Embodiments of the invention relate generally to magnetoresistive random access memory (MRAM) and, more specifically to a two-adder thermal MRAM.
Magnetoresistive random access memory (MRAM) is a non-volatile computer memory (NVRAM) technology. Unlike conventional RAM chip technologies, MRAM data is not stored as electric charge or current flows, but by magnetic storage elements. The elements are formed from two ferromagnetic plates, each of which can hold a magnetic field, separated by a thin insulating layer. One of the two plates is a reference magnet set to a particular polarity; the other plate's field can be changed to match that of an external field to store memory and is termed the “free magnet” or “free-layer”. The free magnet may also be referred to as a bit, and it may store a “1” or a “0” value. This configuration is known as a magnetic tunnel junction and is the simplest structure for a MRAM bit.
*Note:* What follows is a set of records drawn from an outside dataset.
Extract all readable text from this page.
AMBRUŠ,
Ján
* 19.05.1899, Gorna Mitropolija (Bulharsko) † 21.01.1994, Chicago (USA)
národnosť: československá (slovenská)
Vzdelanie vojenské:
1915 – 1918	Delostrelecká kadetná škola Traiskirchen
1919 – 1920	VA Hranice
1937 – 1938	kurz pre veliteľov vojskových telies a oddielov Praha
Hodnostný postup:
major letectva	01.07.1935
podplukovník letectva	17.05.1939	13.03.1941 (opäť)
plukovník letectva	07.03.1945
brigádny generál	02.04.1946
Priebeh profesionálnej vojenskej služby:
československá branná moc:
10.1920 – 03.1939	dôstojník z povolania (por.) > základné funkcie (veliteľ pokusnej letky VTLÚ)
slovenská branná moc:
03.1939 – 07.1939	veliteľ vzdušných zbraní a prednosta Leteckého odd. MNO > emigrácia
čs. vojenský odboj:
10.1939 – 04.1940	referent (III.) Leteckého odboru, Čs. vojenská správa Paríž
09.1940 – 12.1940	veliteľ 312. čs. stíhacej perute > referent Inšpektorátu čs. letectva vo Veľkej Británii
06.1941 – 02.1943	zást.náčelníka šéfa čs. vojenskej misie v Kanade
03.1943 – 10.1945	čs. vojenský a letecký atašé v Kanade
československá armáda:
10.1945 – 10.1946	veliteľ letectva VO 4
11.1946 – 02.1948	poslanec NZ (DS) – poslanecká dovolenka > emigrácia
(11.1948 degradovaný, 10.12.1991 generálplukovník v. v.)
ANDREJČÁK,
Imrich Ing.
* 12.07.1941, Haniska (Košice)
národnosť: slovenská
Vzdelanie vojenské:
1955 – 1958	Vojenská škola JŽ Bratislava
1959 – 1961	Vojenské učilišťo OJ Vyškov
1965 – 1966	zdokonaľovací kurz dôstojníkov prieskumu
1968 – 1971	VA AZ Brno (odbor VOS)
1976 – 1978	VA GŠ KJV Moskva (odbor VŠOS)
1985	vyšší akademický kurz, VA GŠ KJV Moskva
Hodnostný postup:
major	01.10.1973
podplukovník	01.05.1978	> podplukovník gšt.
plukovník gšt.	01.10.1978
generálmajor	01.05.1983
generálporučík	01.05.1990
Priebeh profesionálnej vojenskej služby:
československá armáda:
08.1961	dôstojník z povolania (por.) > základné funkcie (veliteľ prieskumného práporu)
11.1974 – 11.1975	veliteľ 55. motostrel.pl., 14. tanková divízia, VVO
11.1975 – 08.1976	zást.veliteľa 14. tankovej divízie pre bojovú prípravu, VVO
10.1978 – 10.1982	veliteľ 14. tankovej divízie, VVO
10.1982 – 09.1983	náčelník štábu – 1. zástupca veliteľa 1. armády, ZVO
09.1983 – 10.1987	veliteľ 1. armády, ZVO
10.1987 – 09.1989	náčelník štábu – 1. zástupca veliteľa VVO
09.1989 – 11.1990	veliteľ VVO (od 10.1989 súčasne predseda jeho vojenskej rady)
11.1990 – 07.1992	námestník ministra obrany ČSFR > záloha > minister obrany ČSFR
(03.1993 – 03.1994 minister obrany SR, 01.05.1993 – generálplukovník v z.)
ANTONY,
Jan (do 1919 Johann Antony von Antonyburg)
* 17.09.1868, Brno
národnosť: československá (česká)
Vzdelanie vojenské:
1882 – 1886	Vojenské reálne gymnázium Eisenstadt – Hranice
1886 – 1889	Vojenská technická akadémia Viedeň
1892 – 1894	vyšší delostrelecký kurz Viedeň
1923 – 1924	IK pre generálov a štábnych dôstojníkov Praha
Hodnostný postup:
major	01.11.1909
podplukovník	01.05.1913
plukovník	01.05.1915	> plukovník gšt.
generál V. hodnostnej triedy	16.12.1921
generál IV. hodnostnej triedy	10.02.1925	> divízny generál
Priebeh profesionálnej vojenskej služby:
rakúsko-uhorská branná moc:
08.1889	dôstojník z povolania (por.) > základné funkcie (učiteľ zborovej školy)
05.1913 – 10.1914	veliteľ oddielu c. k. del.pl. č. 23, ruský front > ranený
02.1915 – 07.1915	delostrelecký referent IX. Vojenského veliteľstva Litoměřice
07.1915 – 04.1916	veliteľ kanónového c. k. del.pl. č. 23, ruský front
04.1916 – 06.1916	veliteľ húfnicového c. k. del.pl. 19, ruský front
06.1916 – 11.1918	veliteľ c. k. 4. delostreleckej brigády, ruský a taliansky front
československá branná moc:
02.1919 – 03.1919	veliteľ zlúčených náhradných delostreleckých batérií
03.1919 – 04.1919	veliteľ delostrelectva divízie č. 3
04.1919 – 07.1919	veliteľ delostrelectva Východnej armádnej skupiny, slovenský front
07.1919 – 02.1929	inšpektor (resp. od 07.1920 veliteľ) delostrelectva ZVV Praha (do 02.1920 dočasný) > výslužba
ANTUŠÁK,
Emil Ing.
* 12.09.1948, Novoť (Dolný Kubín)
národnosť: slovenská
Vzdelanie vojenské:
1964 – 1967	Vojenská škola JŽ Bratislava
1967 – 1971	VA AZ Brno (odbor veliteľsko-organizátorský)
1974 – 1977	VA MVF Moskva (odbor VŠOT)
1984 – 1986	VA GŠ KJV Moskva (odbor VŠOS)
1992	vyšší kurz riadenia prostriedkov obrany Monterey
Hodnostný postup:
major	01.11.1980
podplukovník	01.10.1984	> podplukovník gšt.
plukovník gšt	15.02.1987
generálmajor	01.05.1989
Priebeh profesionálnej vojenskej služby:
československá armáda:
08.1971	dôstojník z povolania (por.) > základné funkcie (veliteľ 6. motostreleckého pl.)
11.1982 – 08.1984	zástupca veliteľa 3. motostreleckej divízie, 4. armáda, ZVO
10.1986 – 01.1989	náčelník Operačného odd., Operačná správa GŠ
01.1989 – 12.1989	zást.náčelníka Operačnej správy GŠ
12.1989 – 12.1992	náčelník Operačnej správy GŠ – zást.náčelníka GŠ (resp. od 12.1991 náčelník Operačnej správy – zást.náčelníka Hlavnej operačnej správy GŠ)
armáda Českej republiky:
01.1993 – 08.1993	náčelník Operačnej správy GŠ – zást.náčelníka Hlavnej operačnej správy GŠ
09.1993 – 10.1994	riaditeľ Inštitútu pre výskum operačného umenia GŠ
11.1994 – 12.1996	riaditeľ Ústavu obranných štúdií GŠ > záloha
A memory device is built from a grid of such “cells.”
One method of reading is accomplished by measuring the electrical resistance of the cell. A particular cell is (typically) selected by powering an associated transistor which switches current from a supply line through the cell to ground. Due to the magnetic tunnel effect, the electrical resistance of the cell changes due to the orientation of the magnetization in the two plates. By measuring the resistance of any particular cell, the direction of magnetization of the writable plate can be determined.
One type of MRAM, called thermal MRAM, is configured to have heat applied to the tunnel junction when writing to a bit of the tunnel junction. In particular, the free magnet tends to be stable and more difficult to write to, or change magnetic polarity, at a normal operating temperature. Providing heat to the free magnet may facilitate changing of a polarity of the free magnet. In conventional thermal MRAM, current flows through the tunnel junction to heat the free magnet, and the current has been limited by the characteristics of the thin insulating layer, since providing an over-current through the tunnel junction could cause a failure of the thin insulating layer in the tunnel junction. Conventionally, a resistance of the thin insulating layer may be around 1 kΩ, or in a range from around 1 kΩ to 10 kΩ, and the current flow through such a thin tunnel junction can damage the tunnel barrier.